Le dossier opposant l’État guinéen à Jean Michel Roland Monnier, ressortissant français poursuivi pour escroquerie présumée, a de nouveau été évoqué ce mercredi, 29 octobre 2025, devant la Chambre de jugement de la Cour de Répression des Infractions Économiques et Financières (CRIEF). À l’issue de l’audience, la Cour a délivré un mandat d’arrêt international contre le prévenu, absent à l’audience, avant de renvoyer l’affaire au 26 novembre prochain pour la comparution de la partie civile et la suite des débats, rapporte un journaliste de Guineematin.com qui était à la CRIEF.

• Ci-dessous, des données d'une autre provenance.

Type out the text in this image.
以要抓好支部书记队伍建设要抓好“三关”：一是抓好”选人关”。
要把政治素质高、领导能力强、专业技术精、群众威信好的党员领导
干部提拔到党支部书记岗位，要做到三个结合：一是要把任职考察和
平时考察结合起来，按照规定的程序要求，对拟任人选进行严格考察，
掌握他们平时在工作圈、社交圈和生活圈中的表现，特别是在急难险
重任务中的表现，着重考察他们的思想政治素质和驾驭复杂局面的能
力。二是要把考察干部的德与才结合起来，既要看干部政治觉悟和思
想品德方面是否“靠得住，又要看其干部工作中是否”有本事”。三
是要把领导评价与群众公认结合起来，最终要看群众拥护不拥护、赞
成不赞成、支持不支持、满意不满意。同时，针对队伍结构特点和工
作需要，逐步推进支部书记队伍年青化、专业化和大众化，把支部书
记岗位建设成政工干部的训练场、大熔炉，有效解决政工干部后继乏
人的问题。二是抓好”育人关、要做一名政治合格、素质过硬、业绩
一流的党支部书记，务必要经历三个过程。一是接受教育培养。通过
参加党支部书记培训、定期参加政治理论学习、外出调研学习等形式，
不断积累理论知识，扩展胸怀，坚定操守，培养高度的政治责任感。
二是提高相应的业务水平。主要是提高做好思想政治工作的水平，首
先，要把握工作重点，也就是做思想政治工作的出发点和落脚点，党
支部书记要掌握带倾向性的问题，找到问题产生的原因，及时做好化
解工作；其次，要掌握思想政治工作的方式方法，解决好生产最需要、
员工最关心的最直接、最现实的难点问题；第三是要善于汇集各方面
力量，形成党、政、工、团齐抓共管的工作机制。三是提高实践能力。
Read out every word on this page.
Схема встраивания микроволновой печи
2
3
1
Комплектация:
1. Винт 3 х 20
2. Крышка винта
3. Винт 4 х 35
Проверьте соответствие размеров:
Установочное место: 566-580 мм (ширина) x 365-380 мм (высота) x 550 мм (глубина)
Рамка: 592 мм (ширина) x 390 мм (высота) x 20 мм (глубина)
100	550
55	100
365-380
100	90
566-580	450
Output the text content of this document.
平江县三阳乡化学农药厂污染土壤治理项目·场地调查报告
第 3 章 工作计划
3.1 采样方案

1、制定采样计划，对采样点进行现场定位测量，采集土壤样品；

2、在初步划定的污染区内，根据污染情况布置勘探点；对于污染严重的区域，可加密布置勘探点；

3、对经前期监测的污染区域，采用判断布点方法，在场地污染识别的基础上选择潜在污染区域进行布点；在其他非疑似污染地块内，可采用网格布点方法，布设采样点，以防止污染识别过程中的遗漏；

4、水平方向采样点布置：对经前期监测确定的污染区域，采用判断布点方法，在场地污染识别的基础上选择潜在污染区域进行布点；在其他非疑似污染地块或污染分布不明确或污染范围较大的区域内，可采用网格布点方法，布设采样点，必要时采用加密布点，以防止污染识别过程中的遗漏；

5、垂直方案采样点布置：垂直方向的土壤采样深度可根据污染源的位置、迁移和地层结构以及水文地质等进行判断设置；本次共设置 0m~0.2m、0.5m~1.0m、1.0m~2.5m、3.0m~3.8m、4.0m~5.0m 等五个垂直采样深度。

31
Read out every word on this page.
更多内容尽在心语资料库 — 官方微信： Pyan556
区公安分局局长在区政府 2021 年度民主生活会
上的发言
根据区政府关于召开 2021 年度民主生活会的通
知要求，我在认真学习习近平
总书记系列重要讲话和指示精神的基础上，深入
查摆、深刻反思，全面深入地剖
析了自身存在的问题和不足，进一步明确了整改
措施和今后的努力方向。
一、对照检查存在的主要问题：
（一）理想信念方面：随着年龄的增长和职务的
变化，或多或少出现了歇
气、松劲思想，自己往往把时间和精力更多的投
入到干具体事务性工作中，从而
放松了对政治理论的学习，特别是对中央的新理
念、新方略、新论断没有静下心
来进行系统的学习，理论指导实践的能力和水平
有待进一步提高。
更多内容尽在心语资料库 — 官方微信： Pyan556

Selon une source proche du dossier, les faits reprochés à Jean Michel Roland Monnier portent sur plus de 650 000 euros, relatifs à un contrat de construction d’un navire de guerre qu’il aurait signé avec le ministère guinéen de la Défense nationale. Le mis en cause aurait perçu une importante somme d’argent sans exécuter la prestation convenue. Face à ce manquement contractuel, l’État guinéen a décidé finalement d’engager des poursuites judiciaires contre M. Monnier pour escroquerie.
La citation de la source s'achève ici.